United Way Supports After-School Programs

United Way helps combat bullying through after-school programs

United Way of the Lower Mainland knows that bullying damages kids. United Way helps to prevent bullying by investing in after-school programs, safe places where children feel they belong, find great role models and grow their confidence. Reaching children at risk before they make the wrong choices is critical to preventing bullying.

Through United Way’s School’s Out initiative—the largest investment of its kind in the region—United Way supports 30 organizations in Burnaby, Langley, the North Shore, Richmond, Surrey and the Tri-Cities, to run 60 programs. These programs provide at-risk children with safe and healthy after-school activities, helping to end destructive behaviours and ensuring kids make the right life choices.

One such program is the Young Chefs after-school program offered through Coquitlam’s Place Maillardville.

“We talk about bullying at the top of each class,” says Diane Morrison, Manager, School and Youth Programs at the community centre.
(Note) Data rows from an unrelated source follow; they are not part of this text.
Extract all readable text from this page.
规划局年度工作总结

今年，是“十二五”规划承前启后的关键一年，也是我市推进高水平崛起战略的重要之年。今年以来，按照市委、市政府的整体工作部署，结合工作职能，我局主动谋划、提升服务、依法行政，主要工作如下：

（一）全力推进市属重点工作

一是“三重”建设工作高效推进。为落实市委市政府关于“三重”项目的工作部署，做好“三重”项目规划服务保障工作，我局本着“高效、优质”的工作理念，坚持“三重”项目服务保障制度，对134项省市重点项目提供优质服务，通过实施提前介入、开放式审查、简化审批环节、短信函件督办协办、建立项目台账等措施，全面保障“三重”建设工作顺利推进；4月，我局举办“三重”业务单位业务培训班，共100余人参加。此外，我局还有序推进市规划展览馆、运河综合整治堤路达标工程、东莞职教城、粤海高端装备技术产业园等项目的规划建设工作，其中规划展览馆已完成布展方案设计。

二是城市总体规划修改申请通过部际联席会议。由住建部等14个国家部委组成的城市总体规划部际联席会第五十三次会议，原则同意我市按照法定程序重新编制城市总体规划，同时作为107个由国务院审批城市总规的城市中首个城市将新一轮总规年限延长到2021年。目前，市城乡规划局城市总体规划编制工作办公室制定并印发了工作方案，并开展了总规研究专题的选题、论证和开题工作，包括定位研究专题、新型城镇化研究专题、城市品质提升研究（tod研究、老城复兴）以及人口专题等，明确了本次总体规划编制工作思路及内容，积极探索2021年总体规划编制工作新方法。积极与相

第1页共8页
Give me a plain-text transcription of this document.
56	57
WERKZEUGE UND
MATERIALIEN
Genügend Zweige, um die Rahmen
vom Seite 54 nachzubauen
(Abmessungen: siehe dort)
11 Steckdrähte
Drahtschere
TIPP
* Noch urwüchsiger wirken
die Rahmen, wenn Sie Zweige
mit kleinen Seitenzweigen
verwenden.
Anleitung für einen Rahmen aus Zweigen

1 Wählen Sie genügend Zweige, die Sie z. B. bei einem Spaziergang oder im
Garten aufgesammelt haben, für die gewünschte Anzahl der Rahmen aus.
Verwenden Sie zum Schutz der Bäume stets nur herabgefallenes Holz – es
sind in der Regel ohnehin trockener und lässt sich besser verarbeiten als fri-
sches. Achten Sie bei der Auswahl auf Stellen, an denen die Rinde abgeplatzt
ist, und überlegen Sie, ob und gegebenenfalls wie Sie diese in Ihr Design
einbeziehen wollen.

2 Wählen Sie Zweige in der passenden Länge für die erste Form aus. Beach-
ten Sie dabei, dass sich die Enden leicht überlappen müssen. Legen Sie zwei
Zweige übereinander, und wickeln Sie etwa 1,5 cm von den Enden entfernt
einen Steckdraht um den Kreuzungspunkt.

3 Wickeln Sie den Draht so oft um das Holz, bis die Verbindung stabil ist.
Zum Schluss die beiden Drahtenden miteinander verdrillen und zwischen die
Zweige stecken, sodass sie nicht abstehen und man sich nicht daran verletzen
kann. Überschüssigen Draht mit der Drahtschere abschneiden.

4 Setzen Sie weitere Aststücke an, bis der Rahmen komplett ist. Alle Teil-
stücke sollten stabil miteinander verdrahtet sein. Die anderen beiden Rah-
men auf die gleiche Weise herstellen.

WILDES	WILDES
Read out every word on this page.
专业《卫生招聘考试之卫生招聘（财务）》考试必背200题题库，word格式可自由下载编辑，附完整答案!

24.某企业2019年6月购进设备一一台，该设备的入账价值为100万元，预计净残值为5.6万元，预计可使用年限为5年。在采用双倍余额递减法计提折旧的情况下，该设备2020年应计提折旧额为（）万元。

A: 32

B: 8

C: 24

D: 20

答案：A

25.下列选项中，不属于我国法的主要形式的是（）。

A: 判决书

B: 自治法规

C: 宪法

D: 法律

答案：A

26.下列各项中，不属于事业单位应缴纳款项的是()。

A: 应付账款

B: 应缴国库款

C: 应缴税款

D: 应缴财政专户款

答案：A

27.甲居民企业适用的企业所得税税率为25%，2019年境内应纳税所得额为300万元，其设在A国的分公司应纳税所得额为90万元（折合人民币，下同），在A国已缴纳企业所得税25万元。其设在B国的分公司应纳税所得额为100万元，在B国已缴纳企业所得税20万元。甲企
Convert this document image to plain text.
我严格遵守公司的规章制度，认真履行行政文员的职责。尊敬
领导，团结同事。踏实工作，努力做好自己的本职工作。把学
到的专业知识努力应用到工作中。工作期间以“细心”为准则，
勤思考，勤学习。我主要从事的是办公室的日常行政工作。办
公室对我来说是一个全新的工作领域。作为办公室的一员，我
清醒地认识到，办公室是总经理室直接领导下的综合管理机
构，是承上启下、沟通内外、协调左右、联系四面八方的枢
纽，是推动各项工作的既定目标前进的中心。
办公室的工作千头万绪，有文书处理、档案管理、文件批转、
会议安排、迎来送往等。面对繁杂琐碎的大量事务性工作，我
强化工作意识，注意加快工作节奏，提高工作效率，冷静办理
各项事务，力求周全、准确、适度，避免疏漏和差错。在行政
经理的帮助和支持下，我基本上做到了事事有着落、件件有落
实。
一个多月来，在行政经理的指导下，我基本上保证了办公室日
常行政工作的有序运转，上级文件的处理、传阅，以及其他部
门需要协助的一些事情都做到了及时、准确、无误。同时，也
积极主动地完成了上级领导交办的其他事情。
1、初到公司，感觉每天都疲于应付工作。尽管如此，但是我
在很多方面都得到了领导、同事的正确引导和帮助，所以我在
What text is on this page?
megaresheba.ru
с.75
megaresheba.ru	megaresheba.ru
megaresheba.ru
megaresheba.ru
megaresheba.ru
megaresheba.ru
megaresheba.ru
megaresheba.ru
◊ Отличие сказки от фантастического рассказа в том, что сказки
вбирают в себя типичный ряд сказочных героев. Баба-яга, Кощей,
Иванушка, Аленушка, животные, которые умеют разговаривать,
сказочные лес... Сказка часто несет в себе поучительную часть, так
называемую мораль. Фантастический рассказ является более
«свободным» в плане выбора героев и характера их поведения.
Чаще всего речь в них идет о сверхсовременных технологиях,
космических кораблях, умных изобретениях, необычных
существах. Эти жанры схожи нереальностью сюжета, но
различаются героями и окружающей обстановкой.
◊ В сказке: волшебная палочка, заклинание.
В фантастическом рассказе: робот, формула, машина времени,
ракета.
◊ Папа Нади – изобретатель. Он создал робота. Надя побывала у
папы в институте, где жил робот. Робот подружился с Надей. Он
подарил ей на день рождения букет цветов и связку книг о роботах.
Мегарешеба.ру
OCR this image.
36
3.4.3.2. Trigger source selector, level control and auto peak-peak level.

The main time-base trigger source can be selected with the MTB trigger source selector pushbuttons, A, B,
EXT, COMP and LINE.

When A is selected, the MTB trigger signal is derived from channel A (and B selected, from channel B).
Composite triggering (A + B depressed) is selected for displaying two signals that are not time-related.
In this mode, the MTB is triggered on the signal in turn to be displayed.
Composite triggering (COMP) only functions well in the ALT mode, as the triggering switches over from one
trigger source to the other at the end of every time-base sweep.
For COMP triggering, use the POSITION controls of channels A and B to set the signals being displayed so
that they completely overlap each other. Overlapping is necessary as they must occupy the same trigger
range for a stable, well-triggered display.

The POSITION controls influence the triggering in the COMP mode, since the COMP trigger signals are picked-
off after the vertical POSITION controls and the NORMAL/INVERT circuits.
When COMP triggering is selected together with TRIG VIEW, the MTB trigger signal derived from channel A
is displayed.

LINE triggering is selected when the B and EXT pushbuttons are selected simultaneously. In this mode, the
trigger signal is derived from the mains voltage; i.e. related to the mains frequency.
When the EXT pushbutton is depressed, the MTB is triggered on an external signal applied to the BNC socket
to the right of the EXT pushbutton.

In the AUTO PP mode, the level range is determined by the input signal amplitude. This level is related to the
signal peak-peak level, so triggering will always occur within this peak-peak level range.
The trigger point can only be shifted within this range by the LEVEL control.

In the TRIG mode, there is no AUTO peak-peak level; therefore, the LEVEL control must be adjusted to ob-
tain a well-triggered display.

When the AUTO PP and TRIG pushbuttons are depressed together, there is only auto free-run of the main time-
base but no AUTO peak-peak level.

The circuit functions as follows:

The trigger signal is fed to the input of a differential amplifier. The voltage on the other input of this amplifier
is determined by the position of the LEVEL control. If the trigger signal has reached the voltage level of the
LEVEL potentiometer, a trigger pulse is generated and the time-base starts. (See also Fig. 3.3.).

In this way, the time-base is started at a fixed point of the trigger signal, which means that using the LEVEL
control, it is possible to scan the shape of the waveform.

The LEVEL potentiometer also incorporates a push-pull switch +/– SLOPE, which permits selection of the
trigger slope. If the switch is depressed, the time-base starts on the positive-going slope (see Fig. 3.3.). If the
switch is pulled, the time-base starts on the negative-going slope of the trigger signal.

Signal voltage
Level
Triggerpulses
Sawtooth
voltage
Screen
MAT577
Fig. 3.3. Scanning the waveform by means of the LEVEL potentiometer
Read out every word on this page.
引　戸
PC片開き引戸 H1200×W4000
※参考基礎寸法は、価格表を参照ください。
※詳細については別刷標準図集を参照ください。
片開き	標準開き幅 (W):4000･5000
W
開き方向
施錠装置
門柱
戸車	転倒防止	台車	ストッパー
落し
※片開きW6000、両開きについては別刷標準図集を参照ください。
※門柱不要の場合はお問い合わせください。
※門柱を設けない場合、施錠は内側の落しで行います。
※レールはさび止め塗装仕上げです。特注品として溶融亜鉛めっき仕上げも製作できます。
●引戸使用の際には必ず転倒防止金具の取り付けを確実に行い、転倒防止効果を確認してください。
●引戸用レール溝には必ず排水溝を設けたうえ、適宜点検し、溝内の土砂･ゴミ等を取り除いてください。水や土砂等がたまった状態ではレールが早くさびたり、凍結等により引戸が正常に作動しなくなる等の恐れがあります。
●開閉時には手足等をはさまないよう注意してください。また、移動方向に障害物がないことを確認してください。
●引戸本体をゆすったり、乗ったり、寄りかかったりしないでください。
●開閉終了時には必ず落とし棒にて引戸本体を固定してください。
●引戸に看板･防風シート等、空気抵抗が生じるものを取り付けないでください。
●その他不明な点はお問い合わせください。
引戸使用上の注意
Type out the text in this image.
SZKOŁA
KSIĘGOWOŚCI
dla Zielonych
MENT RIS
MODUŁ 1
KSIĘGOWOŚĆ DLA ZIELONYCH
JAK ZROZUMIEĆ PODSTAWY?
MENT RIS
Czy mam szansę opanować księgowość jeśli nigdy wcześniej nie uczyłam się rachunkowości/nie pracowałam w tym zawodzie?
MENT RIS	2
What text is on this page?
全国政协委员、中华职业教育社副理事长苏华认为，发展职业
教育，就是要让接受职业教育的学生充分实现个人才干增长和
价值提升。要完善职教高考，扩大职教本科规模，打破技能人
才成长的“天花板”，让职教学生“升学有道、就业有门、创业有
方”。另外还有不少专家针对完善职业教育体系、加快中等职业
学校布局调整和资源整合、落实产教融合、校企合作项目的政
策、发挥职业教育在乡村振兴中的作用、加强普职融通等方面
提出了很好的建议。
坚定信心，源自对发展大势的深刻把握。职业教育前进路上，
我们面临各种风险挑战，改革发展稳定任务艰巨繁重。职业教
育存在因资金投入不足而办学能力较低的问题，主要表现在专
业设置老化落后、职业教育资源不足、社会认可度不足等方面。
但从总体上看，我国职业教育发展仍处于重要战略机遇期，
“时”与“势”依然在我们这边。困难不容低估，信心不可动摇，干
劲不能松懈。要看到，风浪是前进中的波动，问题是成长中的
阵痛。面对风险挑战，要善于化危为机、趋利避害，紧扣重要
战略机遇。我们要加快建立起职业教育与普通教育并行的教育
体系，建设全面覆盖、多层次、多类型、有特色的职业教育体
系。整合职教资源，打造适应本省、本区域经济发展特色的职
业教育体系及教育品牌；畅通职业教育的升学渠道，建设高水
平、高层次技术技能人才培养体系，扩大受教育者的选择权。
At the beginning of each season, the children sign a respect contract. “We define, with the help of the kids, verbal, physical and emotional bullying. They take it seriously and know what it is.”

“I think it’s important because you have to respect other people,” says Hayoon, a young participant in the program.

“Whether it’s sports, crafts, drama, cooking or ‘weird science,’ our after-school programs give kids the opportunity to participate in activities in a safe and positive environment,” says Al Boire, executive director of the community centre. “These children grow in self-esteem and confidence and are able to build on these positive experiences.”

Place Maillardville is now in its fifth year of delivering after-school programming, and offers 40 programs to 561 children.

“We couldn’t do it without funding from United Way. It would just stop. Every cent goes into staffing,” says Morrison.

Altogether, United Way invested $5.5 million in 2012 to agencies and organizations that help children aged 6 to 12 make the right choices. Children who bully may continue to express their aggression throughout life, choosing to participate in gang violence or harassment. Children who are bullied can suffer from loneliness, depression and anxiety, and are more likely to experience thoughts of suicide.